The tiny puffs of air rising above her lover’s mouth stopped. Started. Stopped.
Suddenly she felt the weight of his hand on hers, and she knew the waiting was over. She had only to lie here, quiet, as he sipped from the bright shadows of his world into the world her memory had built. They lay in a place between, neither one thing nor another. She could let him be, hold out her arms, and welcome him into the quiet shadows, watch him shed the years like a snake sheds its skin. They would be young together, as they never had been. She thought of that, watched his face smooth and tighten, watched the age spots fade from his hands.
And then she felt it, felt herself slipping away even as the thing that had bound her to life—waiting—ended.
Suddenly she saw the lie of it. They would not be together. They would both be lost. She realized the truth: she had waited because she loved him, had loved him always, because she had promised, and when you loved, you kept your promises. But in the end, everything dies. Even Love. In the end, she had forgotten how to love; only her promise had bound her.
She thought again of hot summer days, of warm brown eyes, of muddy children, and suddenly she remembered what she had forgotten, the flood of love, the joy of shared laughter, the pounding blood in her veins.
And in that moment, as he lay beside her, close enough to touch, his body firm and solid under her hand, she did the only thing love could do. She seized his hand, squeezed as hard as she could, and thrust him back, back, toward the bright August days, the red-headed children, the ripening wheat, the fertile earth.
His eyes flipped open as he felt her thrust him back into life, as he felt the newly remembered love that threatened to split her soul. And then he did the only thing that love could do.
He seized her hand as hard as he could and yanked her back with him.

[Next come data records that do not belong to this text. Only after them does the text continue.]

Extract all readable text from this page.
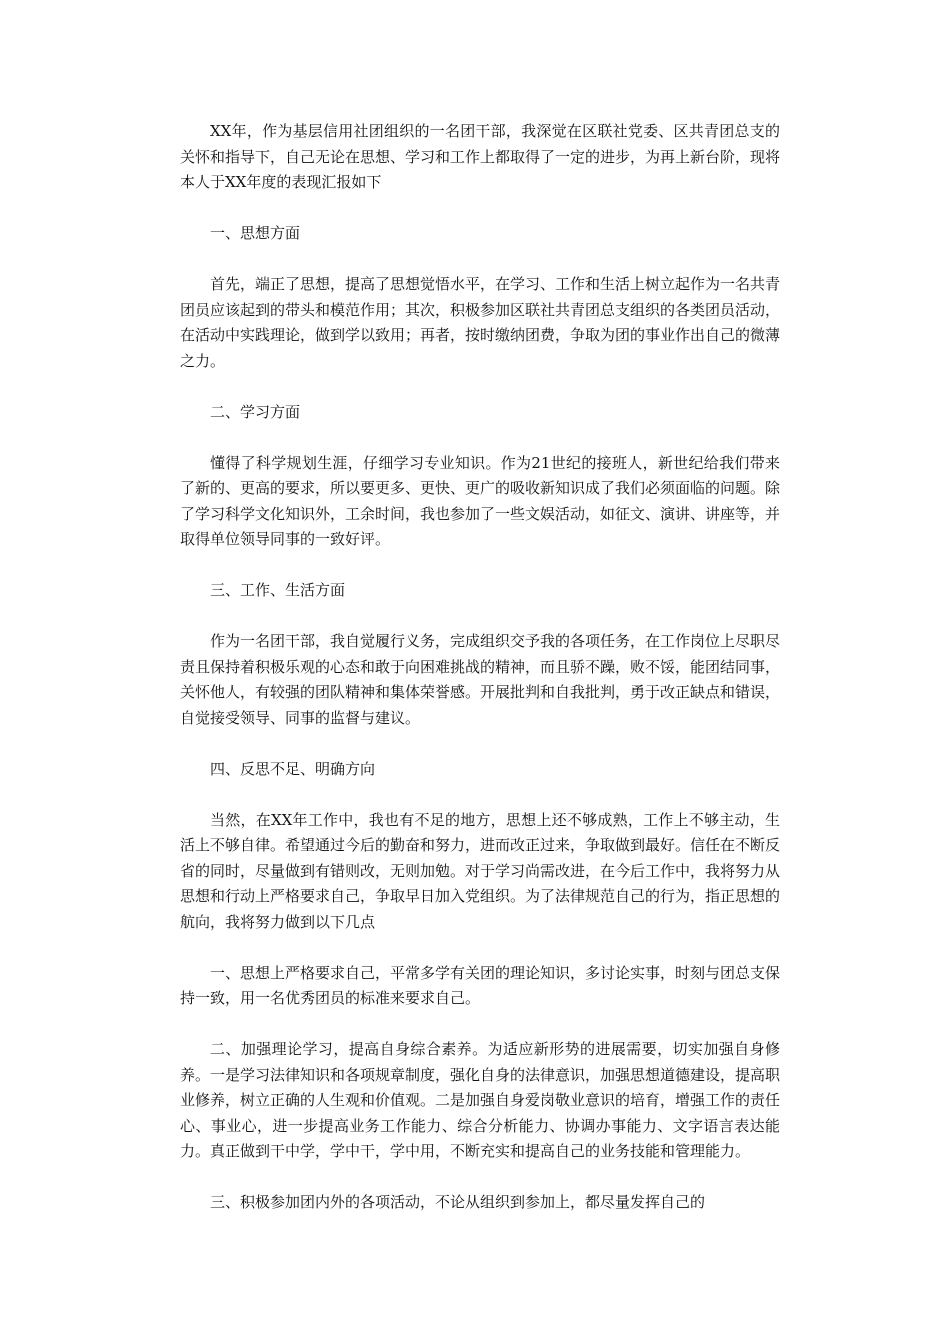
XX年，作为基层信用社团组织的一名团干部，我深觉在区联社党委、区共青团总支的关怀和指导下，自己无论在思想、学习和工作上都取得了一定的进步，为再上新台阶，现将本人于XX年度的表现汇报如下

一、思想方面

首先，端正了思想，提高了思想觉悟水平，在学习、工作和生活上树立起作为一名共青团员应该起到的带头和模范作用；其次，积极参加区联社共青团总支组织的各类团员活动，在活动中实践理论，做到学以致用；再者，按时缴纳团费，争取为团的事业作出自己的微薄之力。

二、学习方面

懂得了科学规划生涯，仔细学习专业知识。作为21世纪的接班人，新世纪给我们带来了新的、更高的要求，所以要更多、更快、更广的吸收新知识成了我们必须面临的问题。除了学习科学文化知识外，工余时间，我也参加了一些文娱活动，如征文、演讲、讲座等，并取得单位领导同事的一致好评。

三、工作、生活方面

作为一名团干部，我自觉履行义务，完成组织交予我的各项任务，在工作岗位上尽职尽责且保持着积极乐观的心态和敢于向困难挑战的精神，而且骄不躁，败不馁，能团结同事，关怀他人，有较强的团队精神和集体荣誉感。开展批判和自我批判，勇于改正缺点和错误，自觉接受领导、同事的监督与建议。

四、反思不足、明确方向

当然，在XX年工作中，我也有不足的地方，思想上还不够成熟，工作上不够主动，生活上不够自律。希望通过今后的勤奋和努力，进而改正过来，争取做到最好。信任在不断反省的同时，尽量做到有错则改，无则加勉。对于学习尚需改进，在今后工作中，我将努力从思想和行动上严格要求自己，争取早日加入党组织。为了法律规范自己的行为，指正思想的航向，我将努力做到以下几点

一、思想上严格要求自己，平常多学有关团的理论知识，多讨论实事，时刻与团总支保持一致，用一名优秀团员的标准来要求自己。

二、加强理论学习，提高自身综合素养。为适应新形势的进展需要，切实加强自身修养。一是学习法律知识和各项规章制度，强化自身的法律意识，加强思想道德建设，提高职业修养，树立正确的人生观和价值观。二是加强自身爱岗敬业意识的培育，增强工作的责任心、事业心，进一步提高业务工作能力、综合分析能力、协调办事能力、文字语言表达能力。真正做到干中学，学中干，学中用，不断充实和提高自己的业务技能和管理能力。

三、积极参加团内外的各项活动，不论从组织到参加上，都尽量发挥自己的
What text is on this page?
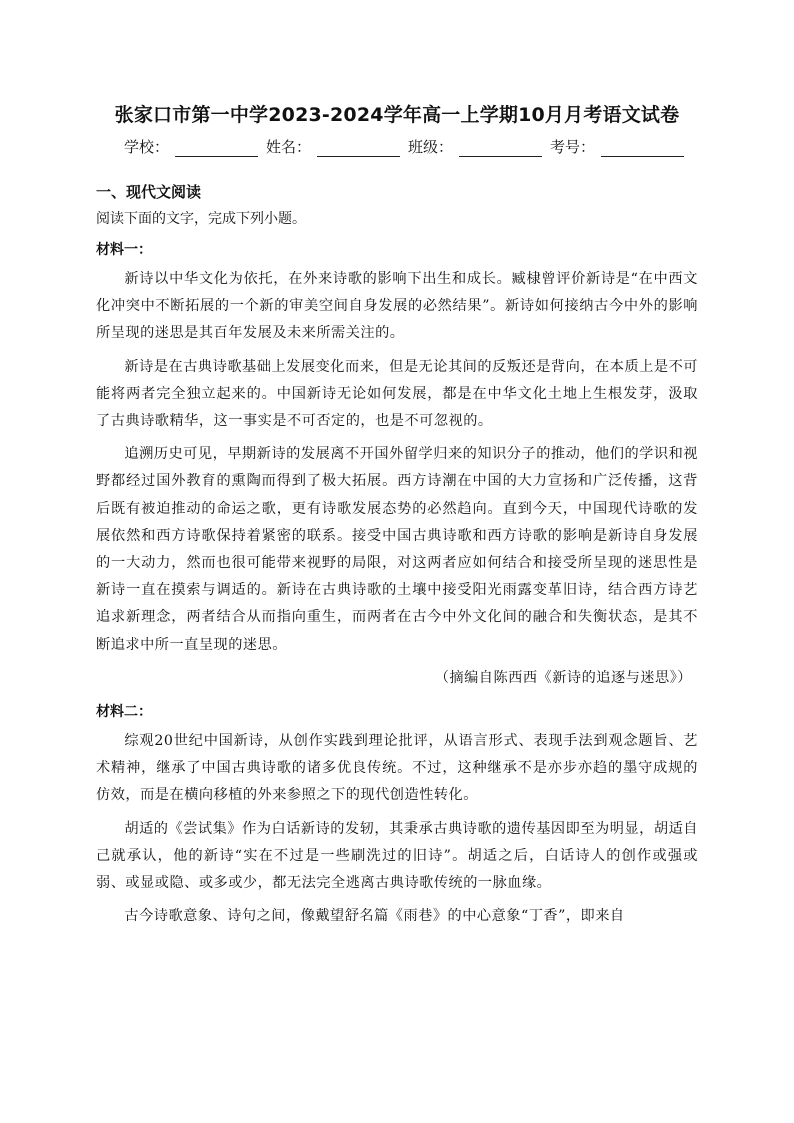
张家口市第一中学2023-2024学年高一上学期10月月考语文试卷
学校：	姓名：	班级：	考号：

一、现代文阅读

阅读下面的文字，完成下列小题。

材料一：

新诗以中华文化为依托，在外来诗歌的影响下出生和成长。臧棣曾评价新诗是“在中西文化冲突中不断拓展的一个新的审美空间自身发展的必然结果”。新诗如何接纳古今中外的影响所呈现的迷思是其百年发展及未来所需关注的。

新诗是在古典诗歌基础上发展变化而来，但是无论其间的反叛还是背向，在本质上是不可能将两者完全独立起来的。中国新诗无论如何发展，都是在中华文化土地上生根发芽，汲取了古典诗歌精华，这一事实是不可否定的，也是不可忽视的。

追溯历史可见，早期新诗的发展离不开国外留学归来的知识分子的推动，他们的学识和视野都经过国外教育的熏陶而得到了极大拓展。西方诗潮在中国的大力宣扬和广泛传播，这背后既有被迫推动的命运之歌，更有诗歌发展态势的必然趋向。直到今天，中国现代诗歌的发展依然和西方诗歌保持着紧密的联系。接受中国古典诗歌和西方诗歌的影响是新诗自身发展的一大动力，然而也很可能带来视野的局限，对这两者应如何结合和接受所呈现的迷思性是新诗一直在摸索与调适的。新诗在古典诗歌的土壤中接受阳光雨露变革旧诗，结合西方诗艺追求新理念，两者结合从而指向重生，而两者在古今中外文化间的融合和失衡状态，是其不断追求中所一直呈现的迷思。

（摘编自陈西西《新诗的追逐与迷思》）

材料二：

综观20世纪中国新诗，从创作实践到理论批评，从语言形式、表现手法到观念题旨、艺术精神，继承了中国古典诗歌的诸多优良传统。不过，这种继承不是亦步亦趋的墨守成规的仿效，而是在横向移植的外来参照之下的现代创造性转化。

胡适的《尝试集》作为白话新诗的发轫，其秉承古典诗歌的遗传基因即至为明显，胡适自己就承认，他的新诗“实在不过是一些刷洗过的旧诗”。胡适之后，白话诗人的创作或强或弱、或显或隐、或多或少，都无法完全逃离古典诗歌传统的一脉血缘。

古今诗歌意象、诗句之间，像戴望舒名篇《雨巷》的中心意象“丁香”，即来自
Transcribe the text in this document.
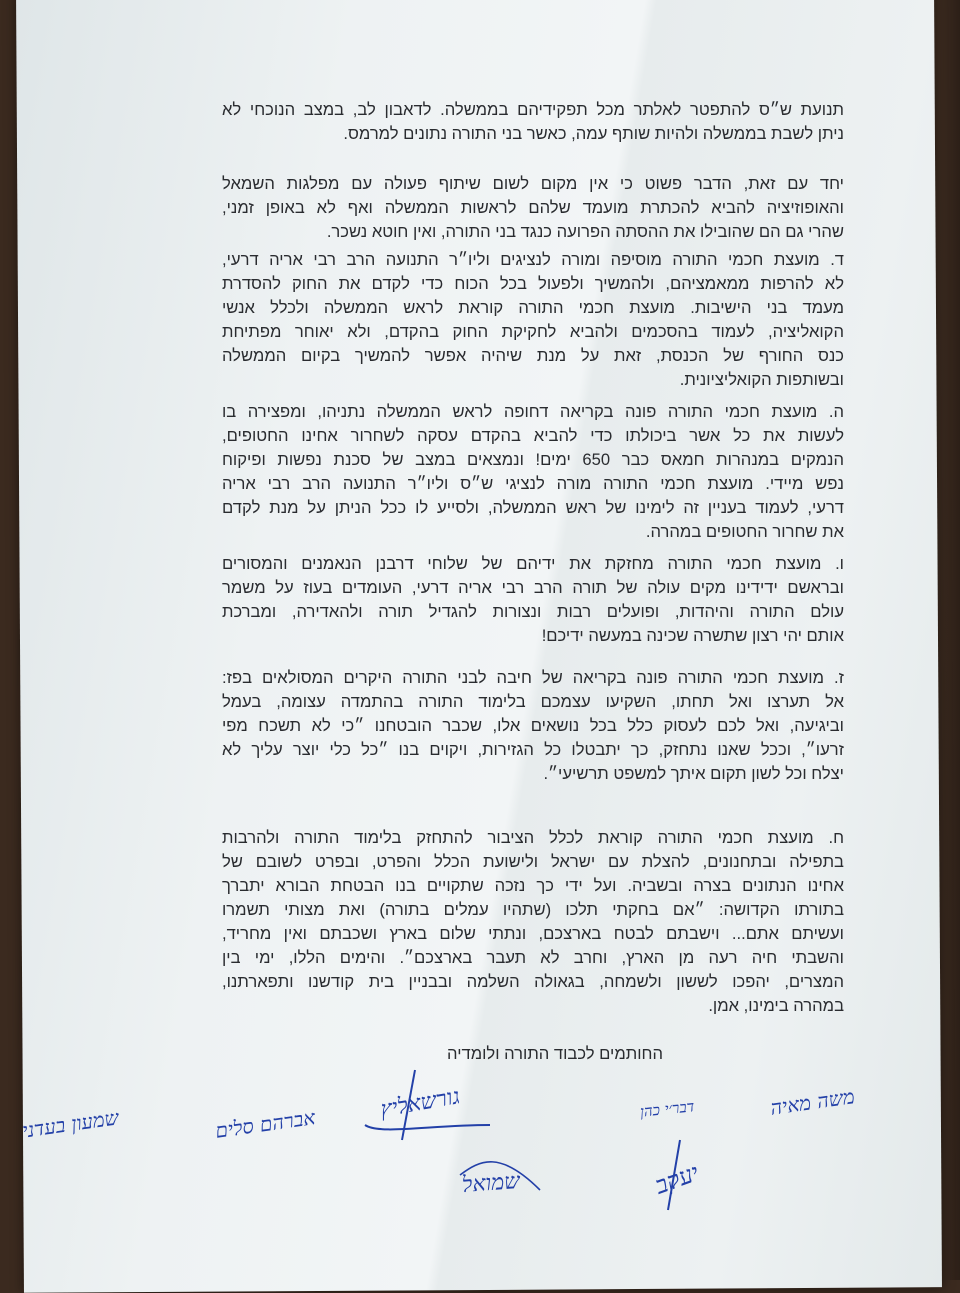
תנועת ש״ס להתפטר לאלתר מכל תפקידיהם בממשלה. לדאבון לב, במצב הנוכחי לא
ניתן לשבת בממשלה ולהיות שותף עמה, כאשר בני התורה נתונים למרמס.
יחד עם זאת, הדבר פשוט כי אין מקום לשום שיתוף פעולה עם מפלגות השמאל
והאופוזיציה להביא להכתרת מועמד שלהם לראשות הממשלה ואף לא באופן זמני,
שהרי גם הם שהובילו את ההסתה הפרועה כנגד בני התורה, ואין חוטא נשכר.
ד. מועצת חכמי התורה מוסיפה ומורה לנציגים וליו״ר התנועה הרב רבי אריה דרעי,
לא להרפות ממאמציהם, ולהמשיך ולפעול בכל הכוח כדי לקדם את החוק להסדרת
מעמד בני הישיבות. מועצת חכמי התורה קוראת לראש הממשלה ולכלל אנשי
הקואליציה, לעמוד בהסכמים ולהביא לחקיקת החוק בהקדם, ולא יאוחר מפתיחת
כנס החורף של הכנסת, זאת על מנת שיהיה אפשר להמשיך בקיום הממשלה
ובשותפות הקואליציונית.
ה. מועצת חכמי התורה פונה בקריאה דחופה לראש הממשלה נתניהו, ומפצירה בו
לעשות את כל אשר ביכולתו כדי להביא בהקדם עסקה לשחרור אחינו החטופים,
הנמקים במנהרות חמאס כבר 650 ימים! ונמצאים במצב של סכנת נפשות ופיקוח
נפש מיידי. מועצת חכמי התורה מורה לנציגי ש״ס וליו״ר התנועה הרב רבי אריה
דרעי, לעמוד בעניין זה לימינו של ראש הממשלה, ולסייע לו ככל הניתן על מנת לקדם
את שחרור החטופים במהרה.
ו. מועצת חכמי התורה מחזקת את ידיהם של שלוחי דרבנן הנאמנים והמסורים
ובראשם ידידינו מקים עולה של תורה הרב רבי אריה דרעי, העומדים בעוז על משמר
עולם התורה והיהדות, ופועלים רבות ונצורות להגדיל תורה ולהאדירה, ומברכת
אותם יהי רצון שתשרה שכינה במעשה ידיכם!
ז. מועצת חכמי התורה פונה בקריאה של חיבה לבני התורה היקרים המסולאים בפז:
אל תערצו ואל תחתו, השקיעו עצמכם בלימוד התורה בהתמדה עצומה, בעמל
וביגיעה, ואל לכם לעסוק כלל בכל נושאים אלו, שכבר הובטחנו ״כי לא תשכח מפי
זרעו״, וככל שאנו נתחזק, כך יתבטלו כל הגזירות, ויקוים בנו ״כל כלי יוצר עליך לא
יצלח וכל לשון תקום איתך למשפט תרשיעי״.
ח. מועצת חכמי התורה קוראת לכלל הציבור להתחזק בלימוד התורה ולהרבות
בתפילה ובתחנונים, להצלת עם ישראל ולישועת הכלל והפרט, ובפרט לשובם של
אחינו הנתונים בצרה ובשביה. ועל ידי כך נזכה שתקויים בנו הבטחת הבורא יתברך
בתורתו הקדושה: ״אם בחקתי תלכו (שתהיו עמלים בתורה) ואת מצותי תשמרו
ועשיתם אתם... וישבתם לבטח בארצכם, ונתתי שלום בארץ ושכבתם ואין מחריד,
והשבתי חיה רעה מן הארץ, וחרב לא תעבר בארצכם״. והימים הללו, ימי בין
המצרים, יהפכו לששון ולשמחה, בגאולה השלמה ובבניין בית קודשנו ותפארתנו,
במהרה בימינו, אמן.
החותמים לכבוד התורה ולומדיה
משה מאיה
דבר׳י כהן
גורשאליץ
אברהם סלים
שמעון בעדני
שמואל	יעקב
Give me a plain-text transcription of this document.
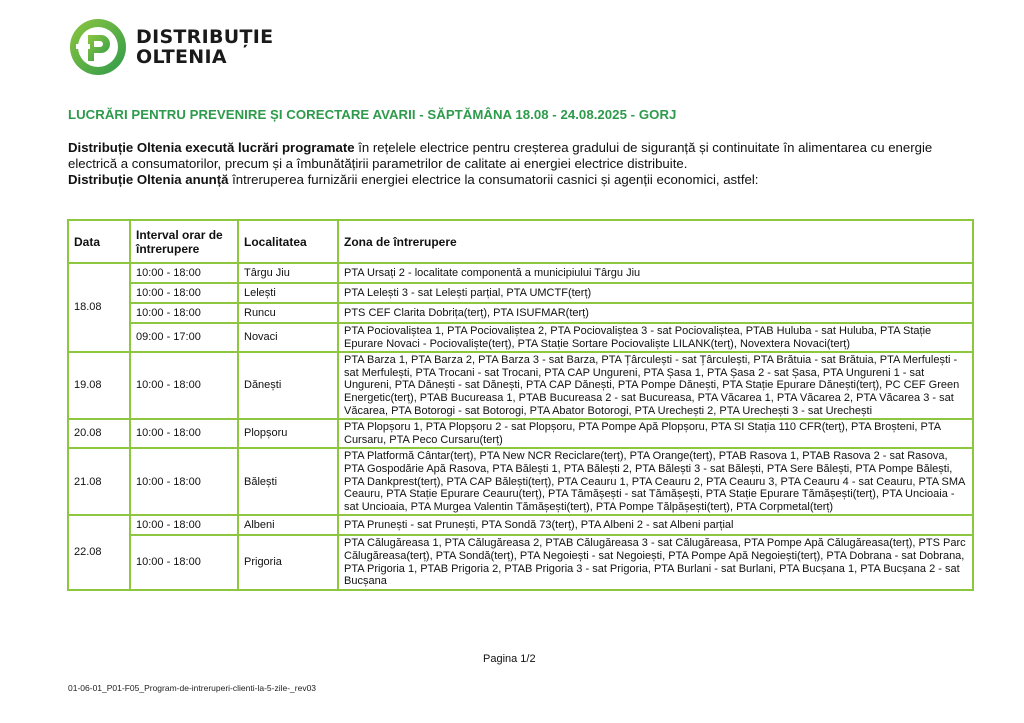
DISTRIBUȚIE
OLTENIA
LUCRĂRI PENTRU PREVENIRE ȘI CORECTARE AVARII - SĂPTĂMÂNA 18.08 - 24.08.2025 - GORJ
Distribuție Oltenia execută lucrări programate în rețelele electrice pentru creșterea gradului de siguranță și continuitate în alimentarea cu energie electrică a consumatorilor, precum și a îmbunătățirii parametrilor de calitate ai energiei electrice distribuite.
Distribuție Oltenia anunță întreruperea furnizării energiei electrice la consumatorii casnici și agenții economici, astfel:
Data	Interval orar de întrerupere	Localitatea	Zona de întrerupere
18.08	10:00 - 18:00	Târgu Jiu	PTA Ursați 2 - localitate componentă a municipiului Târgu Jiu
	10:00 - 18:00	Lelești	PTA Lelești 3 - sat Lelești parțial, PTA UMCTF(terț)
	10:00 - 18:00	Runcu	PTS CEF Clarita Dobrița(terț), PTA ISUFMAR(terț)
	09:00 - 17:00	Novaci	PTA Pociovaliștea 1, PTA Pociovaliștea 2, PTA Pociovaliștea 3 - sat Pociovaliștea, PTAB Huluba - sat Huluba, PTA Stație Epurare Novaci - Pociovaliște(terț), PTA Stație Sortare Pociovaliște LILANK(terț), Novextera Novaci(terț)
19.08	10:00 - 18:00	Dănești	PTA Barza 1, PTA Barza 2, PTA Barza 3 - sat Barza, PTA Țârculești - sat Țârculești, PTA Brătuia - sat Brătuia, PTA Merfulești - sat Merfulești, PTA Trocani - sat Trocani, PTA CAP Ungureni, PTA Șasa 1, PTA Șasa 2 - sat Șasa, PTA Ungureni 1 - sat Ungureni, PTA Dănești - sat Dănești, PTA CAP Dănești, PTA Pompe Dănești, PTA Stație Epurare Dănești(terț), PC CEF Green Energetic(terț), PTAB Bucureasa 1, PTAB Bucureasa 2 - sat Bucureasa, PTA Văcarea 1, PTA Văcarea 2, PTA Văcarea 3 - sat Văcarea, PTA Botorogi - sat Botorogi, PTA Abator Botorogi, PTA Urechești 2, PTA Urechești 3 - sat Urechești
20.08	10:00 - 18:00	Plopșoru	PTA Plopșoru 1, PTA Plopșoru 2 - sat Plopșoru, PTA Pompe Apă Plopșoru, PTA SI Stația 110 CFR(terț), PTA Broșteni, PTA Cursaru, PTA Peco Cursaru(terț)
21.08	10:00 - 18:00	Bălești	PTA Platformă Cântar(terț), PTA New NCR Reciclare(terț), PTA Orange(terț), PTAB Rasova 1, PTAB Rasova 2 - sat Rasova, PTA Gospodărie Apă Rasova, PTA Bălești 1, PTA Bălești 2, PTA Bălești 3 - sat Bălești, PTA Sere Bălești, PTA Pompe Bălești, PTA Dankprest(terț), PTA CAP Bălești(terț), PTA Ceauru 1, PTA Ceauru 2, PTA Ceauru 3, PTA Ceauru 4 - sat Ceauru, PTA SMA Ceauru, PTA Stație Epurare Ceauru(terț), PTA Tămășești - sat Tămășești, PTA Stație Epurare Tămășești(terț), PTA Uncioaia - sat Uncioaia, PTA Murgea Valentin Tămășești(terț), PTA Pompe Tălpășești(terț), PTA Corpmetal(terț)
22.08	10:00 - 18:00	Albeni	PTA Prunești - sat Prunești, PTA Sondă 73(terț), PTA Albeni 2 - sat Albeni parțial
	10:00 - 18:00	Prigoria	PTA Călugăreasa 1, PTA Călugăreasa 2, PTAB Călugăreasa 3 - sat Călugăreasa, PTA Pompe Apă Călugăreasa(terț), PTS Parc Călugăreasa(terț), PTA Sondă(terț), PTA Negoiești - sat Negoiești, PTA Pompe Apă Negoiești(terț), PTA Dobrana - sat Dobrana, PTA Prigoria 1, PTAB Prigoria 2, PTAB Prigoria 3 - sat Prigoria, PTA Burlani - sat Burlani, PTA Bucșana 1, PTA Bucșana 2 - sat Bucșana
Pagina 1/2
01-06-01_P01-F05_Program-de-intreruperi-clienti-la-5-zile-_rev03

She lay stunned on the bed. Rough. Dust. Mice. Her chest heaved. Her lungs jerked. Her heart leaped, leaped again, settled into a steady rhythm. She gasped. Air seared. She choked, coughed, gagged on the dust swirling around them. She rolled to her side, curled up, coughed as though her lungs would explode. At last she caught her breath—her breath! He sat beside her, a grimy glass in his brown, worn hand. She took it, lifted it easily, sipped. It tasted of iron and dirt sitting in pipes. It tasted wonderful.
She wiped her mouth with the back of her hand. The bed gave under her. His arms, strong, heavy, muscular, came around her.
She leaned into him, clutched him, and suddenly she was weeping a storm of tears, a lifetime of them.
“How?” she asked. “How?”
“I don’t know,” he said., “and I don’t care.” And his arms tightened around her until she thought she might break.
“Neither do I,” she said, and touched his face with her new, radiant hand. Already the shadows were receding. In the morning they would seem like a dream. In a week she would forget they had ever existed.
“Let’s get some sleep,” he said. “Lots to do tomorrow.”
“Not quite yet.” And she leaned forward and kissed his lips, making love to him with her mouth, doing the thing she had waited a lifetime to do.
In the morning she woke to see the sun high and hot in the sky. Footsteps tiptoed past her door. A giggle drifted on the morning breeze.
Fear slammed into her. What had she done? But then she remembered, just in time, just long enough. She had done what love must, and somehow, against all odds, it had come out right.
She slipped out of bed, bent and kissed the tall, strong worn man who slept in her bed, and went to fix breakfast for her children.